Al Fahsyu, adalah segala yang melibihi batas normal sehingga dinilai buruk, baik dalam ucapan, perbuatan, atau perangai. Seperti diungkapkan: طويل فاحش الطول : panjang, sangat panjang, ketika melebihi batas panjang normal.

Kata ini lebih banyak dipergunakan dalam sifat ucapan dari pada penggunaan selainnya.

” ولا متفحِّشاً “ Ha’ bertasydid, yaitu orang yang sengaja berbuat buruk, dan banyak melakukannya.

” يداري الناس ” Rasulullah saw bersikap lunak ketika berbicara, tidak kasar, lembut atau bersahabat dengan orang yang belum tahu, ketika sedang belajar, dengan orang fasik ketika melarang perbuatan fasiqnya, tidak sikap keras dalam menghadapinya, dan menolaknya dengan lembut sehingga pelaku fasik itu meninggalkan perbuatannya dengan sendirinya dengan cara yang lebih baik.

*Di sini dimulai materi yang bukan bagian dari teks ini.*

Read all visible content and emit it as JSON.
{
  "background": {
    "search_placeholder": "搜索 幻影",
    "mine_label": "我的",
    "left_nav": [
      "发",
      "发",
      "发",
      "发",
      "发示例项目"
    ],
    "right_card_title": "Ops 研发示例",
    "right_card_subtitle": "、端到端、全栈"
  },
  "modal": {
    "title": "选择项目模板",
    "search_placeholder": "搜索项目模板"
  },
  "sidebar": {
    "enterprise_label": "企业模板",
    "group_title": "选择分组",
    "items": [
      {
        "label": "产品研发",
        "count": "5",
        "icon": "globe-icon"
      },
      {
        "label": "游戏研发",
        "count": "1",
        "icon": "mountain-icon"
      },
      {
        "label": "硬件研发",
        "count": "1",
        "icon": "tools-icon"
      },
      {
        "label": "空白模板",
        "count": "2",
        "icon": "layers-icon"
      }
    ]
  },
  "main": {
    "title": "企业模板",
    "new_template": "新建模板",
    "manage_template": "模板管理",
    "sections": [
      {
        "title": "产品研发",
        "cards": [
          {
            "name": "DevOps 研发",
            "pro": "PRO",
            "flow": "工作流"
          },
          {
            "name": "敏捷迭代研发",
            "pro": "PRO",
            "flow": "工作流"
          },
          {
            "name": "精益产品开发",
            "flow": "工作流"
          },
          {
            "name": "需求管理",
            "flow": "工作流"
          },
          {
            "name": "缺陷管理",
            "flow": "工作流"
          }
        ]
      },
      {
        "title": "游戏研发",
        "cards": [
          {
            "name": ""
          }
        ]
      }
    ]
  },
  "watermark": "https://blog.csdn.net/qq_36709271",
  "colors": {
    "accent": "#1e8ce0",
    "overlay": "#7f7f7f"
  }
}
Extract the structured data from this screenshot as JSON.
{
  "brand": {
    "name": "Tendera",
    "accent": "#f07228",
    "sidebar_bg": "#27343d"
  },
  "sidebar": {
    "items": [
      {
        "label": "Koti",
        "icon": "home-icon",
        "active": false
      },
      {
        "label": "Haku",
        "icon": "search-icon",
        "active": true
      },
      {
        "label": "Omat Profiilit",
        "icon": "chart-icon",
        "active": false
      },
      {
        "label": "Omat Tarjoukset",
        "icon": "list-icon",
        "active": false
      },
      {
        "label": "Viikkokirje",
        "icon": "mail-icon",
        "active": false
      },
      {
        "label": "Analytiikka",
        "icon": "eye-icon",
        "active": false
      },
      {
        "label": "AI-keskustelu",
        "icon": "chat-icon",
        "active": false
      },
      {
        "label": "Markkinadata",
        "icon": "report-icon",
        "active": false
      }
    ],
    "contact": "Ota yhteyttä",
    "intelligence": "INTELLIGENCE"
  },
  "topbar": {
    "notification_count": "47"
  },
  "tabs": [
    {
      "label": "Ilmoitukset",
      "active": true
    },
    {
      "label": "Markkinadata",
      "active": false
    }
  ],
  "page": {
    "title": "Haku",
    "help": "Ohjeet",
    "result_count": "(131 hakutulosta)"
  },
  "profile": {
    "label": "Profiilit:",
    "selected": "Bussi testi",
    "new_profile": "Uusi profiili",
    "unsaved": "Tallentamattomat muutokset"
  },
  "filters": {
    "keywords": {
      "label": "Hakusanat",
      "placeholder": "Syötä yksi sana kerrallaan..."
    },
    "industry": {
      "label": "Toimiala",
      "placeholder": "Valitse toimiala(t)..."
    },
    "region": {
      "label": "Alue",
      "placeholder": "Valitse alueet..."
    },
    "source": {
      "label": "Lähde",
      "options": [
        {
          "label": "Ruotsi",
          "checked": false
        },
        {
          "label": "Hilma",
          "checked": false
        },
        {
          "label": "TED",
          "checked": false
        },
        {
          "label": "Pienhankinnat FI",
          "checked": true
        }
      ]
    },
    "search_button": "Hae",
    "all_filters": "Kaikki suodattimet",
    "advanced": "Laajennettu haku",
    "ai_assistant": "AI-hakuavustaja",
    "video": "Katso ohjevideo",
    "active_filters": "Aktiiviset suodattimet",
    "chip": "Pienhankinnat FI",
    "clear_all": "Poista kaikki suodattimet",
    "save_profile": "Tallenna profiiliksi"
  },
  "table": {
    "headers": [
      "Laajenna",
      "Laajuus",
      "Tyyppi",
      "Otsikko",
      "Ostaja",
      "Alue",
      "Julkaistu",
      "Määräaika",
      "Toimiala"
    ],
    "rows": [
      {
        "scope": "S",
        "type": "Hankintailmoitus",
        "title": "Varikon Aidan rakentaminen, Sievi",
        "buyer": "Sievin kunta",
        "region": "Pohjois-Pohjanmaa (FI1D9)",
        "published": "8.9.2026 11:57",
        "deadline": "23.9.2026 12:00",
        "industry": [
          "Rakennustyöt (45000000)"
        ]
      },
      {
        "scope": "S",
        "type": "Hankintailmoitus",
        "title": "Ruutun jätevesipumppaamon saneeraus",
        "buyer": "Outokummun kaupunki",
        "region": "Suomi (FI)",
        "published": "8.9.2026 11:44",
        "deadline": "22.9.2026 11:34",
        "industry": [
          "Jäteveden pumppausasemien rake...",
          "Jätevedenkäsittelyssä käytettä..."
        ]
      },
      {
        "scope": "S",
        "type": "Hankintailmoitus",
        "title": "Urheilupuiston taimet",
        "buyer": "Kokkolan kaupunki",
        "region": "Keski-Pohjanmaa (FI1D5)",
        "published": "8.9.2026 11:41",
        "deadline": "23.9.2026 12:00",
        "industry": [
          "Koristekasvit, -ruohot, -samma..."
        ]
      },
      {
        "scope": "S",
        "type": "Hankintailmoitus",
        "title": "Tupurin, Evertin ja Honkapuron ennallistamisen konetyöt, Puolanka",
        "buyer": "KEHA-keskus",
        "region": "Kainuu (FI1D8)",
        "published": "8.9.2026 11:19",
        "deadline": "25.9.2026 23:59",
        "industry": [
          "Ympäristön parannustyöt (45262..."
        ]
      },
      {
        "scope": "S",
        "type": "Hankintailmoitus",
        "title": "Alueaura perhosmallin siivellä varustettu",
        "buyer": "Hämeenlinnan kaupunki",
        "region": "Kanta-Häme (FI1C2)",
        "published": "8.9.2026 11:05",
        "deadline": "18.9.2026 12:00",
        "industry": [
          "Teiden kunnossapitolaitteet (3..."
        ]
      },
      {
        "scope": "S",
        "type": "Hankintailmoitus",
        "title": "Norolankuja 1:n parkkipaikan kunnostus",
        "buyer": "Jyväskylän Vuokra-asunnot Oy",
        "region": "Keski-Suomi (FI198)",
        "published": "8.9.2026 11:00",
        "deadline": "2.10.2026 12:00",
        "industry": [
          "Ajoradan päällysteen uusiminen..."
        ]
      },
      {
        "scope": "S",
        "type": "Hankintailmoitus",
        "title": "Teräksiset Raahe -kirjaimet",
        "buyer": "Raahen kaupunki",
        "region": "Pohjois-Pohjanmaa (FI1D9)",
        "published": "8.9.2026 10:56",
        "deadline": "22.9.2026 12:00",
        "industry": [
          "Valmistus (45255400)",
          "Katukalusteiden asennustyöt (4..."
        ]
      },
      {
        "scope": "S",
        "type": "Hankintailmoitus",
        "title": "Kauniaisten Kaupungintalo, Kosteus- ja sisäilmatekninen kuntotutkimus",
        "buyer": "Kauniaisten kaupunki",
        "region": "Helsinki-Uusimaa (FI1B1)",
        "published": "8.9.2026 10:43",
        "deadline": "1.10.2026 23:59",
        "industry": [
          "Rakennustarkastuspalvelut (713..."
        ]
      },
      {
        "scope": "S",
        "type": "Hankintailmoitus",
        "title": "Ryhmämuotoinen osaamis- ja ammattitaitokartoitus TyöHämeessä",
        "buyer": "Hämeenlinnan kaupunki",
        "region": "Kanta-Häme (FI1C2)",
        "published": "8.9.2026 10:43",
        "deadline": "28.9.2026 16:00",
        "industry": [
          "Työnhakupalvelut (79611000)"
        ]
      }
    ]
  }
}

Beda al mudarah dengan al mudahanah adalah bahwa mudahanah adalah bergaul dengan orang fasik dan meridhai kefasikannya, tanpa ada pengingkaran atau penolakan dengan ucapan maupun hati.

” عن مسروق “ Dari Masruq ibnu Al Ajda’ At Tabi’i, ra.

” عبد الله بن عمرو ” هو ابن العاص ” رضي الله عنهما “ Abdullah bin Amr bin Al Ash, ra.

حين قدم مع معاوية Ketika datang ke Kufah bersama dengan Muawiyah bin Abu Sufyan ra, pada tahun empat puluh satu hijriyah. Ketika ia sedang menyebutkan tentang pribadi Rasulullah saw. ia berkata: لم يكن فاحشاً : bukan orang yang jorok sifatnya, ” ولا متفحشاً ” bukan pula yang sengaja berbuat jorok.

Rasulullah saw jauh dari sifat jorok; sedikitpun sifat itu tidak ada pada dirinya.

Abdullah bin Amr ra. berkata: Rasulullah saw bersabda: ” إن من أخيركم ـ أحسنكم خلقاً “

Sesungguhnya orang yang paling baik dari kalian adalah yang paling baik akhlaknya.

Kata: خلقاً kha’ bertitik satu di atasnya dibaca dhammah, yaitu: “Kemampuan yang melahirkan amal perbuatan dengan mudah tanpa banyak berfikir, spontanitas, respon awal.”

Dari hadits ini dapat diambil pelajaran:

1. Kebersihan Rasulullah saw. dari sifat jorok dan perilaku hina.
2. Bahwa dasar kemuliaan dan standar nilainya adalah akhlak mulia.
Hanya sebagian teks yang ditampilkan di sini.